Use of Cloud Haskell to calculate Size of each file for a Given Repository and observing Number of Workers vs. Time Taken (in seconds)
This project focuses on computation of size of each file for a given repository utilising a set of nodes/workers as appropriate to minimise execution time.
Note: This Repository is continuation of work from CloudHaskell-Repo under my account. I have already sent invitation for CloudHaskell-Repo.
I used the CloudHaskell libraries to distribute the work among worker nodes and to compute the size of each file in the given repository.
To obtain the repository’s working folder, I send a command to clone the repo into my own folder.

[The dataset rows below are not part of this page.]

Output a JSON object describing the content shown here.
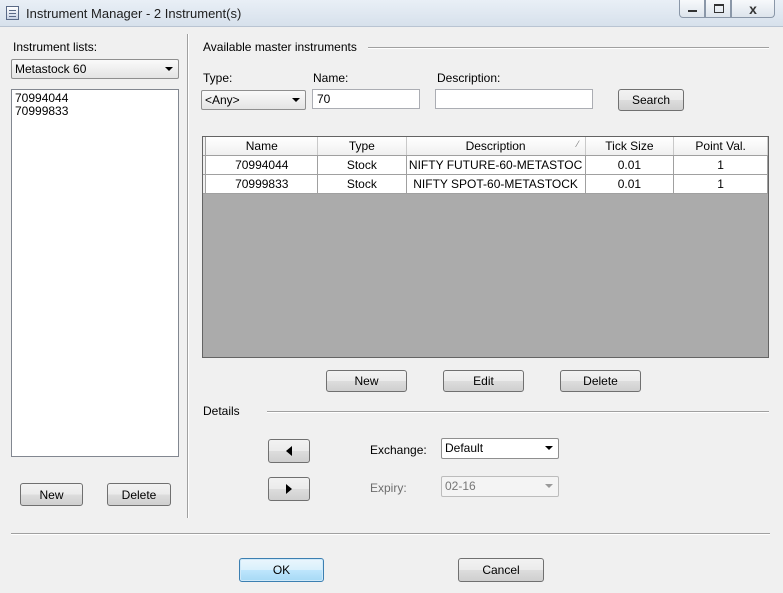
{
  "window": {
    "title": "Instrument Manager - 2 Instrument(s)",
    "min_icon": "minimize-icon",
    "max_icon": "maximize-icon",
    "close_icon": "close-icon",
    "close_glyph": "x"
  },
  "left_panel": {
    "lists_label": "Instrument lists:",
    "selected_list": "Metastock 60",
    "items": [
      "70994044",
      "70999833"
    ],
    "new_label": "New",
    "delete_label": "Delete"
  },
  "master": {
    "section_label": "Available master instruments",
    "type_label": "Type:",
    "type_value": "<Any>",
    "name_label": "Name:",
    "name_value": "70",
    "description_label": "Description:",
    "description_value": "",
    "search_label": "Search",
    "table": {
      "columns": [
        "Name",
        "Type",
        "Description",
        "Tick Size",
        "Point Val."
      ],
      "sort_indicator": "⁄",
      "rows": [
        [
          "70994044",
          "Stock",
          "NIFTY FUTURE-60-METASTOC",
          "0.01",
          "1"
        ],
        [
          "70999833",
          "Stock",
          "NIFTY SPOT-60-METASTOCK",
          "0.01",
          "1"
        ]
      ]
    },
    "new_label": "New",
    "edit_label": "Edit",
    "delete_label": "Delete"
  },
  "details": {
    "section_label": "Details",
    "exchange_label": "Exchange:",
    "exchange_value": "Default",
    "expiry_label": "Expiry:",
    "expiry_value": "02-16",
    "left_icon": "arrow-left-icon",
    "right_icon": "arrow-right-icon"
  },
  "footer": {
    "ok_label": "OK",
    "cancel_label": "Cancel"
  }
}
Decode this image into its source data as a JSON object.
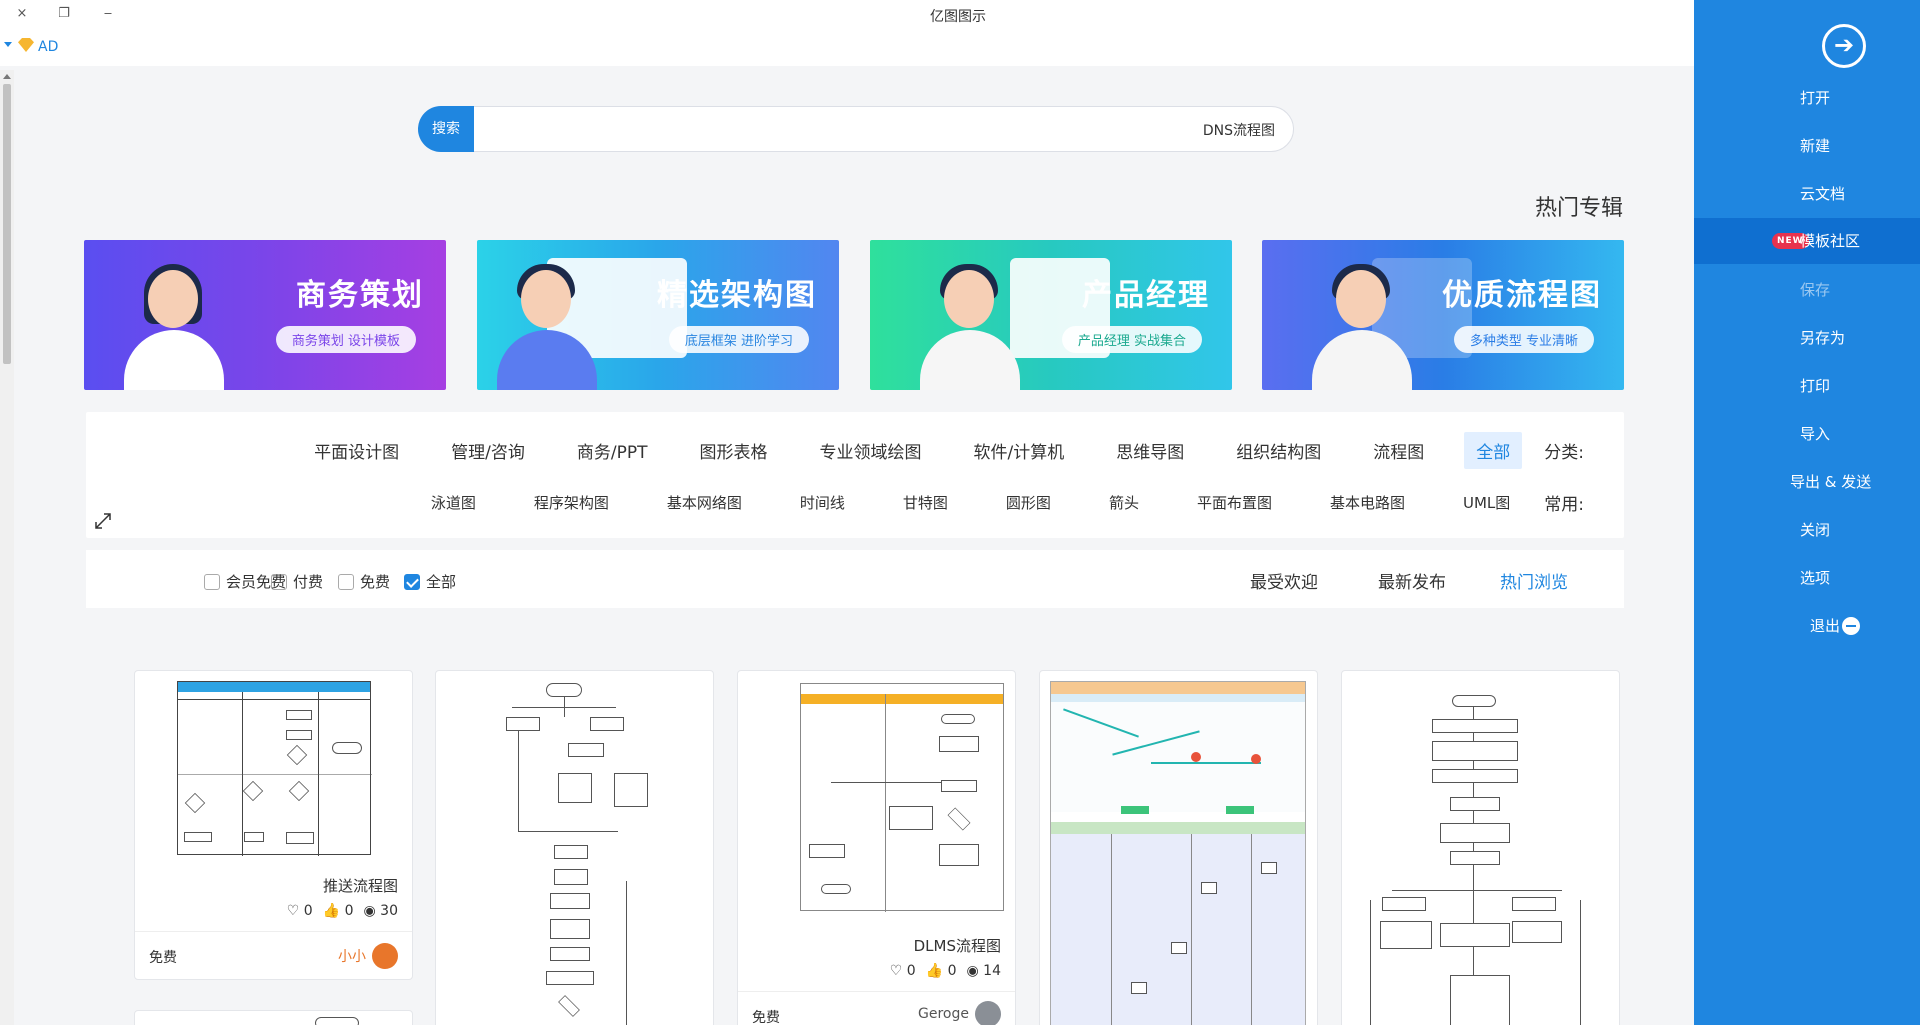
{
  "window": {
    "title": "亿图图示",
    "controls": {
      "close": "×",
      "restore": "❐",
      "minimize": "‒"
    }
  },
  "user": {
    "label": "AD"
  },
  "search": {
    "button": "搜索",
    "value": "DNS流程图"
  },
  "section_title": "热门专辑",
  "banners": [
    {
      "title": "优质流程图",
      "subtitle": "多种类型 专业清晰",
      "bg": "#2a7de6"
    },
    {
      "title": "产品经理",
      "subtitle": "产品经理 实战集合",
      "bg": "#27c9c0"
    },
    {
      "title": "精选架构图",
      "subtitle": "底层框架 进阶学习",
      "bg": "#2aa6ea"
    },
    {
      "title": "商务策划",
      "subtitle": "商务策划 设计模板",
      "bg": "#7b45e9"
    }
  ],
  "categories": {
    "label": "分类:",
    "items": [
      "全部",
      "流程图",
      "组织结构图",
      "思维导图",
      "软件/计算机",
      "专业领域绘图",
      "图形表格",
      "商务/PPT",
      "管理/咨询",
      "平面设计图"
    ],
    "active": "全部"
  },
  "common": {
    "label": "常用:",
    "items": [
      "UML图",
      "基本电路图",
      "平面布置图",
      "箭头",
      "圆形图",
      "甘特图",
      "时间线",
      "基本网络图",
      "程序架构图",
      "泳道图"
    ]
  },
  "sort_tabs": [
    "热门浏览",
    "最新发布",
    "最受欢迎"
  ],
  "sort_active": "热门浏览",
  "filters": [
    {
      "label": "全部",
      "checked": true
    },
    {
      "label": "免费",
      "checked": false
    },
    {
      "label": "付费",
      "checked": false
    },
    {
      "label": "会员免费",
      "checked": false
    }
  ],
  "cards": [
    {
      "name": "推送流程图",
      "views": "30",
      "likes": "0",
      "favs": "0",
      "author": "小小",
      "price": "免费"
    },
    {
      "name": "DLMS流程图",
      "views": "14",
      "likes": "0",
      "favs": "0",
      "author": "Geroge",
      "price": "免费"
    }
  ],
  "sidebar": {
    "items": [
      {
        "label": "打开"
      },
      {
        "label": "新建"
      },
      {
        "label": "云文档"
      },
      {
        "label": "模板社区",
        "badge": "NEW"
      },
      {
        "label": "保存"
      },
      {
        "label": "另存为"
      },
      {
        "label": "打印"
      },
      {
        "label": "导入"
      },
      {
        "label": "导出 & 发送"
      },
      {
        "label": "关闭"
      },
      {
        "label": "选项"
      },
      {
        "label": "退出"
      }
    ]
  },
  "colors": {
    "accent": "#1f86e0",
    "sidebar_bg": "#1f86e0",
    "badge": "#e8324e"
  }
}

I will then recursively go through through the folder and obtain the absolute file path for ALL files in the repo directory.
Once these are obtained I send these file paths to the workers to get the size of each file in a repo and return the results back to the manager.
- Clone this repo using
git clone https://github.com/AshwathSalimath/CloudHaskell-FileSize
stack build
inside the directorybash runworkers.sh
to create the workers (you can edit this file to add more or use less)bash run.sh <repo>
The Code was executed on a local machine. The Code was executed on two repositories. The time between the manager sending the work to worker nodes and manager receiving the result from worker nodes was captured. This was used to build graph of Number of Workers vs. Time Taken (in seconds).
This project uses Work-Stealing pattern to distribute the task to worker nodes.
We can infer from the following graphs that the Time Taken suddenly drops when we shift from Nodes 1 to 2. Then the time taken will not decrease that much as we were eventually expecting by making use of more workers/nodes to complete the task/work.
Graph also describes that the time taken is moving towards becoming a constant value. We can infer that increasing workers/nodes to complete the task/work will not matter that much.
- Results based on Scikit-Learn Repository:
Number of Workers | Time Taken (s) |
---|---|
1 | 49.045018 |
2 | 26.336942 |
3 | 18.700856 |
4 | 14.982447 |
5 | 12.711739 |
6 | 11.308899 |
7 | 10.133967 |
8 | 9.472676 |
9 | 8.686901 |
10 | 8.215595 |
- Results based on CPython Repository:
Numbers of Workers | Time Taken (s) |
---|---|
1 | 166.120229 |
2 | 85.422575 |
3 | 58.505862 |
4 | 45.780014 |
5 | 38.798251 |
6 | 32.376771 |
7 | 27.826886 |
8 | 25.544315 |
9 | 23.161615 |
10 | 21.176499 |